Her list of published works includes:
- Health in the Mexican-American Culture; a community study
- Culture and Aging: An Anthropological Study of Older Adults
- The Anthropology of Aging, a New Area for Studies of Culture and Personality
- Explorations of Acculturation: Toward A Model of Ethnic Identity
- The Cultural Context of Medical Practice
- A “Bootstrap” Scaling Technique
- The Cultural Patterning of Risk-Seeking Behavior

== Legacy ==
Clark revolutionized the field of anthropology by being one of the first to emphasize the importance of social and cultural background in health and medicine. She used this innovative socio-cultural analysis to create what now is the Department of Anthropology, History and Social Medicine at UCSF. Clark also co-founded the Medical Anthropology Training Program as part of a joint program between UCSF and UC Berkeley in 1975 and established the UCSF Multidisciplinary Training Program in Applied Gerontology in 1976.

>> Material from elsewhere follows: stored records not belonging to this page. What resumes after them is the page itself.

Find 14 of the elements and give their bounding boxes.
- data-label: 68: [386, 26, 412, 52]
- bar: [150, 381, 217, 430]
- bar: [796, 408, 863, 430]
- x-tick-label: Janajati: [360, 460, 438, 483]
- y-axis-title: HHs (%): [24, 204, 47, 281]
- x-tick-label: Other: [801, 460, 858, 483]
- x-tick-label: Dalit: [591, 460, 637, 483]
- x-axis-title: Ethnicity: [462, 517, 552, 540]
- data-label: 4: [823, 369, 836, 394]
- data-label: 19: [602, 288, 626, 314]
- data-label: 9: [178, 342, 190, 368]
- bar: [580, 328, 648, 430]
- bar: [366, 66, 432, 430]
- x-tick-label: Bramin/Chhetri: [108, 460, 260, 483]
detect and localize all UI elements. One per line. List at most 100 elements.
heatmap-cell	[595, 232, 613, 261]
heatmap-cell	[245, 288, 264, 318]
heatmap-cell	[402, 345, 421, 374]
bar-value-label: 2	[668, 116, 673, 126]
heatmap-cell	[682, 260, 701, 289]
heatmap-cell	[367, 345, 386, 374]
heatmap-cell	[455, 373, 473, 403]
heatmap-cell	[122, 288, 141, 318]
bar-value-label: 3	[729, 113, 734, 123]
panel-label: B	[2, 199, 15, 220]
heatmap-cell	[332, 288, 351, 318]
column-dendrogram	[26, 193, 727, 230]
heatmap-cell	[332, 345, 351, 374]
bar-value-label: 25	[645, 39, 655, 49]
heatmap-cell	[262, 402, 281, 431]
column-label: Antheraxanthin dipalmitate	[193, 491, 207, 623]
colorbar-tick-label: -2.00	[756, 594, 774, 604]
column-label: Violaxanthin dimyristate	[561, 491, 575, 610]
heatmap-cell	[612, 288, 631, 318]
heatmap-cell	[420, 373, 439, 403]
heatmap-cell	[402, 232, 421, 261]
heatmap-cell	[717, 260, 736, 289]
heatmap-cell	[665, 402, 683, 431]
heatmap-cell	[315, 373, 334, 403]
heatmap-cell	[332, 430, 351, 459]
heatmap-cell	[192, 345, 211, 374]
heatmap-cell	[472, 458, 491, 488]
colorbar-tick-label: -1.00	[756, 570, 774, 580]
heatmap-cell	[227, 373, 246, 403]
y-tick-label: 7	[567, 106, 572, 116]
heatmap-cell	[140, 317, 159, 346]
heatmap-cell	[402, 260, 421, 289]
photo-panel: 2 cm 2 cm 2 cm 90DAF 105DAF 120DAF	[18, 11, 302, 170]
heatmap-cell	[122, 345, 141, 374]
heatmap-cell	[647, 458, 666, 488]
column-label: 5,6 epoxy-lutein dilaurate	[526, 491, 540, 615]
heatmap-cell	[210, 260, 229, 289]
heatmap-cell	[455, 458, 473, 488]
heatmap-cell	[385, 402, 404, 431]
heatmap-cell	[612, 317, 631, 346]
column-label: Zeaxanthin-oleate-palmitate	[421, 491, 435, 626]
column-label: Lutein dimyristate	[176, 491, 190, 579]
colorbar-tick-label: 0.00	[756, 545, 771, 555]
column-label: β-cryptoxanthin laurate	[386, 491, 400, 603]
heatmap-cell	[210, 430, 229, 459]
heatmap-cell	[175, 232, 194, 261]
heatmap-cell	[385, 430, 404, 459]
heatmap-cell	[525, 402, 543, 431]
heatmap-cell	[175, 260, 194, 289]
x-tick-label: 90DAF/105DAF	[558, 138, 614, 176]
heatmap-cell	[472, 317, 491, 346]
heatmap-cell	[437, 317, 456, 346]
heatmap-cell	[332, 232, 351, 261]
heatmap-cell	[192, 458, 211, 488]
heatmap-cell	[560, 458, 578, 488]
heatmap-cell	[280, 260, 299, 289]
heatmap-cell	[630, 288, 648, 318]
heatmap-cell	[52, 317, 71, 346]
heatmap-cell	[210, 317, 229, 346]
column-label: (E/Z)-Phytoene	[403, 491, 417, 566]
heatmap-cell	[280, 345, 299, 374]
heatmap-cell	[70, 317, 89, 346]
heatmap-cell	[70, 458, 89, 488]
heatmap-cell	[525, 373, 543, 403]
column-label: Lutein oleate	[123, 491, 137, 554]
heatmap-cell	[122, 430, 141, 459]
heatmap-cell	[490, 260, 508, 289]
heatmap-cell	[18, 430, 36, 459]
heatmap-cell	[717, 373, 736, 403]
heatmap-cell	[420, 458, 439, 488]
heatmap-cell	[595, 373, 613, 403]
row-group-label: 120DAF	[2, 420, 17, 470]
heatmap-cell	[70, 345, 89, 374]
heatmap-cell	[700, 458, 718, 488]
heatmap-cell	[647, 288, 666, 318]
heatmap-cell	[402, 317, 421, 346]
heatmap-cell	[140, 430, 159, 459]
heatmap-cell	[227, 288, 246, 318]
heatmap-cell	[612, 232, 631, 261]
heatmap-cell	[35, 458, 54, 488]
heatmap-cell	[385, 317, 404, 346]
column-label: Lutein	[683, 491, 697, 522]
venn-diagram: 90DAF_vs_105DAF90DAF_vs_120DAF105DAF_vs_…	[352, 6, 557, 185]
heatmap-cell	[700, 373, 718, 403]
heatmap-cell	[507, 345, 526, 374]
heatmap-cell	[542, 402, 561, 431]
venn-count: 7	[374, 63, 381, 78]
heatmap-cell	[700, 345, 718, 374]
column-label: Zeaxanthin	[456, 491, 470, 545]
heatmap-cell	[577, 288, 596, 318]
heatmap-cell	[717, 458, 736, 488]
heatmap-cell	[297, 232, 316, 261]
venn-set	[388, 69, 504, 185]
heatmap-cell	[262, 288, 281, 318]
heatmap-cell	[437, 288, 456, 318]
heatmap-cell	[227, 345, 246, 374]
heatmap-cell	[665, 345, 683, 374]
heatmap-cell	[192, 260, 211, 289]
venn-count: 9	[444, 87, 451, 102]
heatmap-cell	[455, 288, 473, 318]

In 1980, she was the first woman and first social scientist to be named as a Faculty Research Lecturer by UCSF. She also received the Distinguished Membership Award of the Gerontological Society of America in 1989 and the Malinowski Award of the Society for Applied Anthropology in 1992.

The Association of Anthropology, Gerontology and the Life Course created the annual “Margaret Clark Award” in 1994 to honor her commitment to mentoring younger colleagues. The award is given to the best graduate and undergraduate papers relating to anthropology and gerontology.

The UCSF Department of Anthropology, History & Social Medicine created the M. Margaret Clark Memorial Fund in her honor at the time of her death in 2003, with the goal of inspiring and training future generations of medical anthropologists. UCSF began expanding the fund in 2014 to integrate new aspects, such as the annual M. Margaret Clark Memorial Lecture, in order to promote her quest for a cultural understanding of the development and practices of health and medicine.